Günlerin çayla, cipsle geçtiği mutlu günler gelmiş, sevgilisinin biricik kahramanı verdiği sözü bile hatırlamaz olmuşken Lucifer gösterdi avatarını tekrardan. Bu kez gencin rüyasındaydı. Aslında forumdan da bir kaç mesaj atmıştı ama kahraman kişisi artık forumlara takılmaz olmuştu. Oğlum dedi Lucifer. Ben sana o gün olmuş bil derken karşılığında senden birşey rica etmiştim, ne pis adammışsın sen hemen kızı bulunca unuttun diye de devam etti. Gencin kafası karışmıştı, Lucifer'ın şartını hatırlamıyordu gerçekten ama tutar belki diyerek söyledi kelamını, abi teraziye tıklamıştım ben ama, hatırlıyorum yani hani hatırlamasam neyse ama tıkladım abi.. Lucifer ise sinirlenmeye başlamıştı yavaştan, sen ne terazisinden bahsediyorsun bilader, ben kan diyorum sen diyorsun terazi. Bu kadar mı aklını başından aldı bu aşifte, bak zaten arkadaşlarını da aramaz sormaz oldun, adamlar arkandan neler söylüyorlar. Hiç mi umrunda değil? Nasıl bir umursamaz oldun sen? Lucifer'ın kan demesi ile birşeyler aydınlanmaya başlamıştı kahramanımızın kafasında, dikkat ettiyseniz adamın kafa gidince yine bizim kahramanımız oluverdi. Abi pardon ya, sen bakire kanı istiyordun dimi benden, ama ben nasıl olur da kıyarım sevdiceğime off. Hem de yeni bulmuşken onu nasıl boğazlarım söyle bana, sen de hiç insanlık yok mu, senin allahın yok mu diye saydırmaya başlamışken kahramanımız, Lucifer kesti sözünü. Oğlum sen gerizekalı mısın, ben bakire kanı dediysem onu mu dedim, hadi tamam insan üremesi işlenirken biyoloji derslerinde arkadaşlarında ekiki ekiki modunda takılırken kaçırdın birşeyleri, peki nerden çıkarıyorsun kızcağızı boğazlamayı. Bir topluiğne yardımıyla accık bir kan akıtsan bile kafi bana, sen gelmiş bi de utanmadan saydırıyorsun bana, ne insanlığımı bıraktın, ne allahsızlığımı.. Lucifer'ın üzerine yürümesinden rüyasındaki esnafın araya girmesi sayesinde kurtulan kahramanımız paçayı ancak uyanarak kurtarabildi. Uyandığında sehpanın üzerindeki telefonunun ışığının yandığını gördü.
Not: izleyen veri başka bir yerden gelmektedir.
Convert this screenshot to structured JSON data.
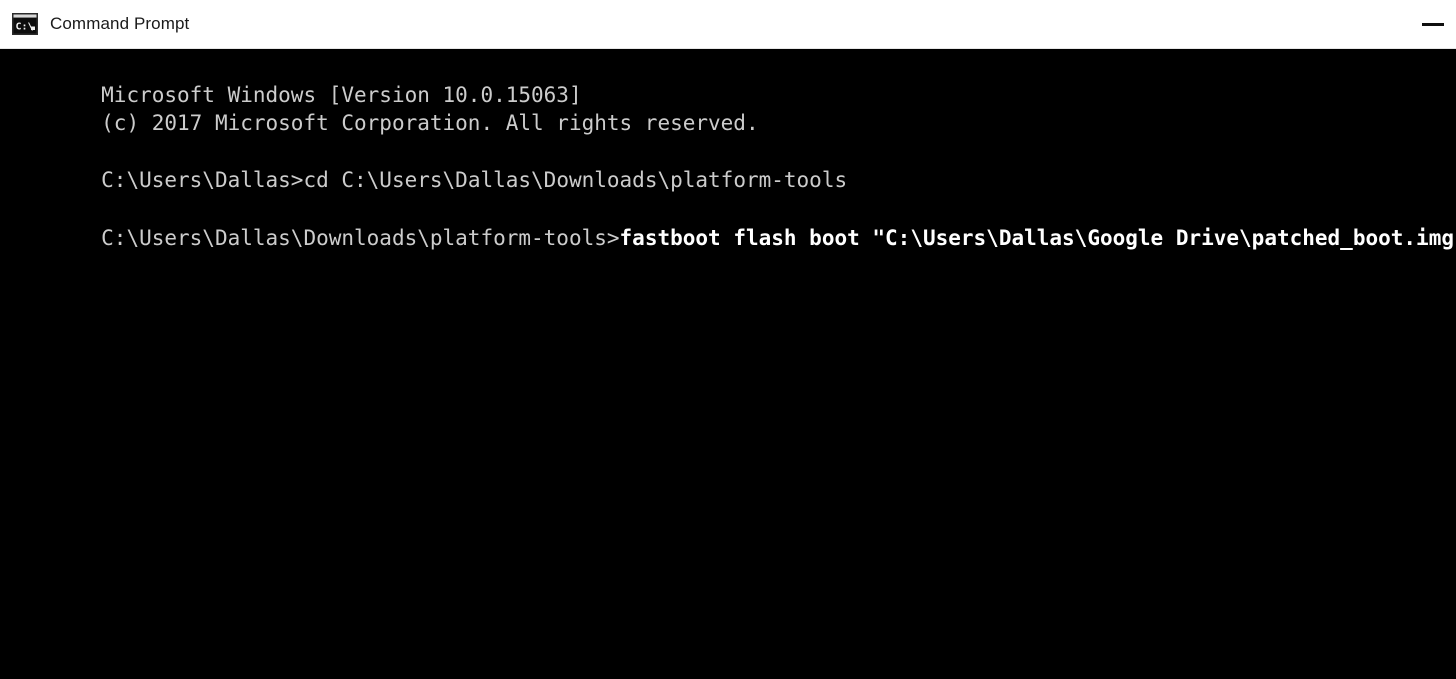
{
  "window": {
    "title": "Command Prompt",
    "icon": "cmd-prompt-icon",
    "background_color": "#000000",
    "titlebar_color": "#ffffff",
    "text_color": "#cccccc",
    "bold_text_color": "#ffffff"
  },
  "titlebar": {
    "minimize_label": "—",
    "minimize_icon": "minimize-icon"
  },
  "console": {
    "lines": [
      {
        "id": "line-version",
        "type": "output",
        "text": "Microsoft Windows [Version 10.0.15063]"
      },
      {
        "id": "line-copyright",
        "type": "output",
        "text": "(c) 2017 Microsoft Corporation. All rights reserved."
      },
      {
        "id": "line-blank-1",
        "type": "blank",
        "text": ""
      },
      {
        "id": "line-cd",
        "type": "prompt",
        "prompt": "C:\\Users\\Dallas>",
        "command": "cd C:\\Users\\Dallas\\Downloads\\platform-tools",
        "bold_command": false,
        "text": "C:\\Users\\Dallas>cd C:\\Users\\Dallas\\Downloads\\platform-tools"
      },
      {
        "id": "line-blank-2",
        "type": "blank",
        "text": ""
      },
      {
        "id": "line-fastboot",
        "type": "prompt",
        "prompt": "C:\\Users\\Dallas\\Downloads\\platform-tools>",
        "command": "fastboot flash boot \"C:\\Users\\Dallas\\Google Drive\\patched_boot.img\"",
        "bold_command": true,
        "text": "C:\\Users\\Dallas\\Downloads\\platform-tools>fastboot flash boot \"C:\\Users\\Dallas\\Google Drive\\patched_boot.img\""
      }
    ]
  }
}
Bir mesaj gelmişti. Hem de sevdiceğinden. Uyudun mu diyordu sevdiceği ona. Geniş bir gülümseme yüzünü ele geçirmeye başladı. Telefona bakmak için yastıktan kaldırdığı kafasını bıraktı tekrar yastığa ve o mutlulukla niyet etti. Lucifer rızası için akıtacaktı sevgilisinin kanını.
Kıssadan hisse; hiçbir şey göründüğü gibi değildir, siz siz olun merkez medyanın yalanlarına inanmayın.